Die Ära Jan Diringer beim HV Lüneburg endet: Nach zwei Jahren als Coach der Oberliga-Handballerinnen hört der Dorfmarker in Lüneburg auf. „Ich habe viel gelernt in den zwei Jahren, mir wenig vorzuwerfen, habe alles versucht“, so Diringer.

Nach einem zufriedenstellenden ersten Jahr läuft es in dieser Saison nicht mehr rund, als Drittletzter ist der HVL weiter stark abstiegsgefährdet.

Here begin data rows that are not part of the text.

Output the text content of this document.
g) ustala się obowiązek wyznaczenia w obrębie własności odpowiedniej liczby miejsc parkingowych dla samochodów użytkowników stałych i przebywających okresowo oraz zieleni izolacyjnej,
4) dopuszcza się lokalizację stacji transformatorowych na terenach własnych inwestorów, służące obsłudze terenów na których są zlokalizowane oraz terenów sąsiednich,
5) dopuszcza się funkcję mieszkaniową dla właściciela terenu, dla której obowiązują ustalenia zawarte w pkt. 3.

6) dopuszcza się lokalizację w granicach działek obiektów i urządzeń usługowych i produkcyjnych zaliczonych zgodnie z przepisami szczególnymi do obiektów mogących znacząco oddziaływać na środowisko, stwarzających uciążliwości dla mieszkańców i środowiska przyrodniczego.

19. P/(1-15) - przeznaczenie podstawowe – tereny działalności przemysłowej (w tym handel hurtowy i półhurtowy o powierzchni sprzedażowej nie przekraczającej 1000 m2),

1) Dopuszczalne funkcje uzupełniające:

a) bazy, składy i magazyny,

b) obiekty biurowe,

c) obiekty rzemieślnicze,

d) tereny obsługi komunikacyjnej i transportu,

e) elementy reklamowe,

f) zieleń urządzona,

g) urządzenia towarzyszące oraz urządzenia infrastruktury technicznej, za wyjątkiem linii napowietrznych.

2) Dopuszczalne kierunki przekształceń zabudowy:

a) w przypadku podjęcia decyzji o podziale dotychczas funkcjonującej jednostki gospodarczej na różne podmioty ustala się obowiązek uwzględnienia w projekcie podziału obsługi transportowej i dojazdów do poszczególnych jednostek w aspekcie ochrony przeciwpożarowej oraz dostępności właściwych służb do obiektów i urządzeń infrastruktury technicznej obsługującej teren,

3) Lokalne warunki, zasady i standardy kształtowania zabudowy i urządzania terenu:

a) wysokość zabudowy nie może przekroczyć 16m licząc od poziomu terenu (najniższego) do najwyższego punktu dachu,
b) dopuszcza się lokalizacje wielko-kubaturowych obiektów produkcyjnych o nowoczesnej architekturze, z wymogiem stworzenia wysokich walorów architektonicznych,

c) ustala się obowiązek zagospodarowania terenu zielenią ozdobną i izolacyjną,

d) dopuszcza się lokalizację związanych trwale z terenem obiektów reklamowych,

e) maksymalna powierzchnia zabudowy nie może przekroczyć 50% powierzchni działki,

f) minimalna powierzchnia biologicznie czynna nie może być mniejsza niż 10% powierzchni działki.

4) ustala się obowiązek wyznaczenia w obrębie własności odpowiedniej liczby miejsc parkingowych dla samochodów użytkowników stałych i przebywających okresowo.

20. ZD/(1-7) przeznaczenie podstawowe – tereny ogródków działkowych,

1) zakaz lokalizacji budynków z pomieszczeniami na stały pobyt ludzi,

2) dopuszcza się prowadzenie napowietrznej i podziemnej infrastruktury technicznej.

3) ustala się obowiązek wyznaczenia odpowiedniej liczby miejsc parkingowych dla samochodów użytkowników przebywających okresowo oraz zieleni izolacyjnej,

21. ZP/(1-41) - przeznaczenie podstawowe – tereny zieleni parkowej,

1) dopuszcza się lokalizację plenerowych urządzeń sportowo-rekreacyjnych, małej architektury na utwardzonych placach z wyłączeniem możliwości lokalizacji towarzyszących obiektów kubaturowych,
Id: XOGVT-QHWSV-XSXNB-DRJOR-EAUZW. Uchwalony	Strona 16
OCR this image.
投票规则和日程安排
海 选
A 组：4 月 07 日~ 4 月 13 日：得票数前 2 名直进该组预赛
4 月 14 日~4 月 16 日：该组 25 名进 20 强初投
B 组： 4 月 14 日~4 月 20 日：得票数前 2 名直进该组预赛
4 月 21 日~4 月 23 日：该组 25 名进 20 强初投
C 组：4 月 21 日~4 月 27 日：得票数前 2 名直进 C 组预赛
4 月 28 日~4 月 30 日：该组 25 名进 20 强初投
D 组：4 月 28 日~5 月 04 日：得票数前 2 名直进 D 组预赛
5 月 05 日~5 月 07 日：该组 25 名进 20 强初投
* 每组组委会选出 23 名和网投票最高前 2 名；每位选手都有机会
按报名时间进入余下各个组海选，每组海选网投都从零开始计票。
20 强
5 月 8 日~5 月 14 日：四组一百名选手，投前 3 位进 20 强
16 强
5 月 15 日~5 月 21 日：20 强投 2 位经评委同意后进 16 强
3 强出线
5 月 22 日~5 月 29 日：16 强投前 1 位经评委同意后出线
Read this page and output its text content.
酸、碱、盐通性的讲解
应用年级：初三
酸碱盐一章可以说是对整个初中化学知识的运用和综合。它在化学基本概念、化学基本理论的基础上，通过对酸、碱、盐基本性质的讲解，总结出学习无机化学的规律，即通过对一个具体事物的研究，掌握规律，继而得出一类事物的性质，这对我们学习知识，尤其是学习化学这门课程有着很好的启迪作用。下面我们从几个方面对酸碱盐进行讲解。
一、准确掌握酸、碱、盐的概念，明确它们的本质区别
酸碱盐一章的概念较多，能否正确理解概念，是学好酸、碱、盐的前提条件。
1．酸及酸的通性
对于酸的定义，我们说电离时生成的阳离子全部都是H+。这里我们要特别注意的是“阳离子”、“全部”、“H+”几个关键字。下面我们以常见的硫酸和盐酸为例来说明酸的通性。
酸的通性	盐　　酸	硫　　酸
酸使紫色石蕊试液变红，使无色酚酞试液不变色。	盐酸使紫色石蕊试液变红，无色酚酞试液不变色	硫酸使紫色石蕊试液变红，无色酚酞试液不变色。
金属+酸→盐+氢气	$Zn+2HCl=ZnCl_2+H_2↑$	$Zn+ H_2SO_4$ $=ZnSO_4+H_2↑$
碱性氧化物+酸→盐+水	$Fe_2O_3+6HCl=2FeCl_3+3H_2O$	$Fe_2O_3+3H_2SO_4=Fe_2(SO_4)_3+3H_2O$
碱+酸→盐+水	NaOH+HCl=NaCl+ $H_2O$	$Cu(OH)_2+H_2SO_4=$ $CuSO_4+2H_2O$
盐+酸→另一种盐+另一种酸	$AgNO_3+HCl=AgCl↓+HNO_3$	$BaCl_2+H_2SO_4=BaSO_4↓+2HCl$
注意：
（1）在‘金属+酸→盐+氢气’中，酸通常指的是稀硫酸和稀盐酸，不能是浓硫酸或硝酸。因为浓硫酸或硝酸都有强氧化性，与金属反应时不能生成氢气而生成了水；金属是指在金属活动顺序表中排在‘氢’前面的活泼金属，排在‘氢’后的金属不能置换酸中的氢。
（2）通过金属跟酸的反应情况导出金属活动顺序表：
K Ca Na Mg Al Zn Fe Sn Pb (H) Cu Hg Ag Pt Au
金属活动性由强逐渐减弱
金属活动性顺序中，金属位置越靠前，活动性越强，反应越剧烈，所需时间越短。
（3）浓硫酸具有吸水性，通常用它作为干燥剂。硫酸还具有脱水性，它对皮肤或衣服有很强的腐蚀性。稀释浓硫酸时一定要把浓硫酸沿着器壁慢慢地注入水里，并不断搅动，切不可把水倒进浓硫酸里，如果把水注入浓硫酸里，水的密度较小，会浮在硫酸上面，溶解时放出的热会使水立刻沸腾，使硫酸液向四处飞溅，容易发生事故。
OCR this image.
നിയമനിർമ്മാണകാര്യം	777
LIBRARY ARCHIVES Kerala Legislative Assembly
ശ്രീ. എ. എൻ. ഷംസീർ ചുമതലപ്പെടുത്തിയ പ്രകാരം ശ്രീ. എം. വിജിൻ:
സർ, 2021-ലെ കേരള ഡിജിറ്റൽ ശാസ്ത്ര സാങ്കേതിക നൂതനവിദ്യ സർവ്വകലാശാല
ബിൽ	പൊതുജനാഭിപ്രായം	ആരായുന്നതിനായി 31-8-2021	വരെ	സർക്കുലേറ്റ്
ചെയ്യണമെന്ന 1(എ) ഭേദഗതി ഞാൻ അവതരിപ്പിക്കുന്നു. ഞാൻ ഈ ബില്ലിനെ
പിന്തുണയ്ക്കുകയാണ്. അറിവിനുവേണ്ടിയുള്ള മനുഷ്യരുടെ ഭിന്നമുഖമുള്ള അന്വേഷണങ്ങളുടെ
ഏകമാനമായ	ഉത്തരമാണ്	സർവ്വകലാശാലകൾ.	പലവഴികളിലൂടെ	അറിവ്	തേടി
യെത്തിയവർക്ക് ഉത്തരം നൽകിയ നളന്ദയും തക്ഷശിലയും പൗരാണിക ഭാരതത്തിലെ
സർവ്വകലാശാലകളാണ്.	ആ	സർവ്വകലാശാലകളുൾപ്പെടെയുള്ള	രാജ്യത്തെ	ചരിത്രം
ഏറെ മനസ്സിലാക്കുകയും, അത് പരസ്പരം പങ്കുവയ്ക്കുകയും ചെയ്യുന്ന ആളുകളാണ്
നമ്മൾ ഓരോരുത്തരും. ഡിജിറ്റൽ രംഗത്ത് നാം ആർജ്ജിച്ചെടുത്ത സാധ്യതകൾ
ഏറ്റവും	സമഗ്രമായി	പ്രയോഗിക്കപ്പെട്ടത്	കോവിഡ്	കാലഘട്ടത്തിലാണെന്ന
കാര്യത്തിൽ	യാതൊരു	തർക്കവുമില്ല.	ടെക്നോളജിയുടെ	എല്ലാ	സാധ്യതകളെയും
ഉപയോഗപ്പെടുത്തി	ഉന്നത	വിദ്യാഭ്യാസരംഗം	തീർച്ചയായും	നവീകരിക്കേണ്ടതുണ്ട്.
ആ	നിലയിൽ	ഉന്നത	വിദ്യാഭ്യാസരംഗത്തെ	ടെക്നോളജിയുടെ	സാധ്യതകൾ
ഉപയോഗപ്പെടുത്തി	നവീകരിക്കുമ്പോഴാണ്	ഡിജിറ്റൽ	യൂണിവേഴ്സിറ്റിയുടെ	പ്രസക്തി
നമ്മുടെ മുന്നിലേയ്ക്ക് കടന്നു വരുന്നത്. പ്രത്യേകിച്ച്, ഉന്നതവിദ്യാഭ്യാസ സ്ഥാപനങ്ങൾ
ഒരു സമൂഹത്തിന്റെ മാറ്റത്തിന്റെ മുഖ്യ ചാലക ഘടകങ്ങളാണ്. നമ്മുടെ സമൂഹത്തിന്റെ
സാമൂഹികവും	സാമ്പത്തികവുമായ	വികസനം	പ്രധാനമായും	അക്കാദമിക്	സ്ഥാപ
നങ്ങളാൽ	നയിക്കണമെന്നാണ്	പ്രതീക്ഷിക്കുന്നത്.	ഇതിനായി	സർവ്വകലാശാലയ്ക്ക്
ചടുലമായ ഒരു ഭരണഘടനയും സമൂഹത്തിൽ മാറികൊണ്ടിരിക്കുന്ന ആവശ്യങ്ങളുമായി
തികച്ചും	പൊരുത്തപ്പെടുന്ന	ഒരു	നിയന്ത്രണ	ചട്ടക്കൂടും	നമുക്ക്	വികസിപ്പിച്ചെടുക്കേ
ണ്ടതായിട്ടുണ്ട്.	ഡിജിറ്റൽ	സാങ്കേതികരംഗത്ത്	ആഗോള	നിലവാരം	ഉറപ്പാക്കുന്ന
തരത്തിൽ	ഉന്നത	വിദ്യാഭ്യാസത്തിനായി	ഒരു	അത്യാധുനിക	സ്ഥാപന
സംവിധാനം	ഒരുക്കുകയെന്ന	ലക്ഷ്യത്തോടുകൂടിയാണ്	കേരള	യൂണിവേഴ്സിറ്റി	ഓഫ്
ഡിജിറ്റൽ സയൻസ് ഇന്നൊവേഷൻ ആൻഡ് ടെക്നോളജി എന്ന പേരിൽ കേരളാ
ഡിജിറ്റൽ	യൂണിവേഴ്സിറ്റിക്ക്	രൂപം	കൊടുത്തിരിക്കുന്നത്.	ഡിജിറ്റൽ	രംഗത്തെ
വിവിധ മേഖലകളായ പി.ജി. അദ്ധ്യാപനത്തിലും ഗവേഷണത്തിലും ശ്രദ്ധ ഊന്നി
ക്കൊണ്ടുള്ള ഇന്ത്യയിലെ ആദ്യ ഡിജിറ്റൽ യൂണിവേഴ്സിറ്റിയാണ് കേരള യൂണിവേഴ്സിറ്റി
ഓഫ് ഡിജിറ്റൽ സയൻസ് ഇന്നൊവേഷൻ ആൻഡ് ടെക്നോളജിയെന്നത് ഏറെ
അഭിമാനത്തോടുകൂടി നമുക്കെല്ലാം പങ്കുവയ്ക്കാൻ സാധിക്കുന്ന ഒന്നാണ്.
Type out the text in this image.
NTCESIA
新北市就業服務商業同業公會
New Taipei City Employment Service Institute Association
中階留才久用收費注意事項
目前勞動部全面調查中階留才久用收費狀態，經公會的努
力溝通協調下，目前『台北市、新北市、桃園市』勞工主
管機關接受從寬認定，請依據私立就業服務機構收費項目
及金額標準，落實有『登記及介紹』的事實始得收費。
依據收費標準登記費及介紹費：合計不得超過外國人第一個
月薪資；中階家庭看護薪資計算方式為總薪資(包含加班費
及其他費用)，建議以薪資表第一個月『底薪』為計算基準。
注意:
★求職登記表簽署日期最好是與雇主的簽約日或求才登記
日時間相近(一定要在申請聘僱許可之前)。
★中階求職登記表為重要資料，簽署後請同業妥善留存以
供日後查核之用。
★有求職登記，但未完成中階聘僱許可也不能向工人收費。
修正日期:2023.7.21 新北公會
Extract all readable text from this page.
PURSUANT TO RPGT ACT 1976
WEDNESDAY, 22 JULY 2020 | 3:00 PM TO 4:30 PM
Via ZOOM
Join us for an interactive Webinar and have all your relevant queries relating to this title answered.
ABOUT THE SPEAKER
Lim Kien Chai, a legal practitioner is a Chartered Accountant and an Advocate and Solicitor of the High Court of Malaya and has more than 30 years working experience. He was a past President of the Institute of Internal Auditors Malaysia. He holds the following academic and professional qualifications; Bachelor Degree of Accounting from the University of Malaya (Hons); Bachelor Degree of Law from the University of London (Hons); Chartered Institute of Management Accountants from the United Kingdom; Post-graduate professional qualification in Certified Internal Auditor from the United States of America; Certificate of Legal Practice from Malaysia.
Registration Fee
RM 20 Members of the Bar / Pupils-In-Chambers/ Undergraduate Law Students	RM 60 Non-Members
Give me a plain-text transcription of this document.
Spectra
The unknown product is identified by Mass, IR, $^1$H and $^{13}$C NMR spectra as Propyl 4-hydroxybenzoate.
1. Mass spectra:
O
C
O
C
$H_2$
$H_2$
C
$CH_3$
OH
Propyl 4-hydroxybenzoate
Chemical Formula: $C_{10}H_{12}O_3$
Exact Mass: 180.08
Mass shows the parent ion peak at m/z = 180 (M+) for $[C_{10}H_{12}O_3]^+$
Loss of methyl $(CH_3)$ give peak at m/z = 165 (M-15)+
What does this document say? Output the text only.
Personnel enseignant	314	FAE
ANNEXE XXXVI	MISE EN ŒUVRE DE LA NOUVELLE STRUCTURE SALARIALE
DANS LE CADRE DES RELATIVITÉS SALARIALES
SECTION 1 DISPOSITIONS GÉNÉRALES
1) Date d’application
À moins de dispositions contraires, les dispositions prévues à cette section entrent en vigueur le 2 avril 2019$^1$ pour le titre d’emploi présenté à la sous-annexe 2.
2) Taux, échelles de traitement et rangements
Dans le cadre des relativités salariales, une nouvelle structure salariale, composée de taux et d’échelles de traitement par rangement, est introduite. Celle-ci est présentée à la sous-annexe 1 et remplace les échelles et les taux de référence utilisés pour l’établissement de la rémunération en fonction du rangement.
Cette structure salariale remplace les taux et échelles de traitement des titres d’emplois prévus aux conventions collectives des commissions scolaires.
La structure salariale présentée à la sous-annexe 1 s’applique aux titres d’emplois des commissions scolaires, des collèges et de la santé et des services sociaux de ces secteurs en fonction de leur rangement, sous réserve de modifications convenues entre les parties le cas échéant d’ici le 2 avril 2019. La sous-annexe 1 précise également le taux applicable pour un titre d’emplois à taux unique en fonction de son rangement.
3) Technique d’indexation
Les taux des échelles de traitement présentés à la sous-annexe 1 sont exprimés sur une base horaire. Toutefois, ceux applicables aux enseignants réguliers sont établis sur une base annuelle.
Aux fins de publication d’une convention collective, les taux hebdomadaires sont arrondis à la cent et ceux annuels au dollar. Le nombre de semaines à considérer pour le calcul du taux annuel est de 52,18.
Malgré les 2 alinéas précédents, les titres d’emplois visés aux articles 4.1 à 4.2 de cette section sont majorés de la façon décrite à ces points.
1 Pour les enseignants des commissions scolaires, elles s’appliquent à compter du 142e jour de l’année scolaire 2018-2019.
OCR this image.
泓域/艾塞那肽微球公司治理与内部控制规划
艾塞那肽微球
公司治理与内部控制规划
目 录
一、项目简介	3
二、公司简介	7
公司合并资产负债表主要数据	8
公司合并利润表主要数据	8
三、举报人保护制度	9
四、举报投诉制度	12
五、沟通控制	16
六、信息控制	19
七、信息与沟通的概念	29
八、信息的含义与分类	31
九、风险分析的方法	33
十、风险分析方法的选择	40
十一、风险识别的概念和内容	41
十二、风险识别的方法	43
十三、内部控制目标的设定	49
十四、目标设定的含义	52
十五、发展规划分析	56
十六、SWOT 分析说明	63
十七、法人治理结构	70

Der Trainer weiß auch, warum: „Ich will eine Mannschaft stets weiterentwickeln. Das war in dieser Saison nicht möglich, weil es die Trainingsbeteilung nicht zuließ.“ Dennoch will der 47-Jährige in den verbleibenden sechs Spielen die Mission Klassenerhalt mit vollem Engagement positiv zu Ende bringen.

Seine Entscheidung aufzuhören, war auch ganz im Sinne des HVL-Vorstandes, der die Zusammenarbeit nach der Saison ebenfalls beenden wollte. Einen Nachfolge-Kandidaten gibt es bereits, die Verhandlungen stehen kurz vor dem Abschluss.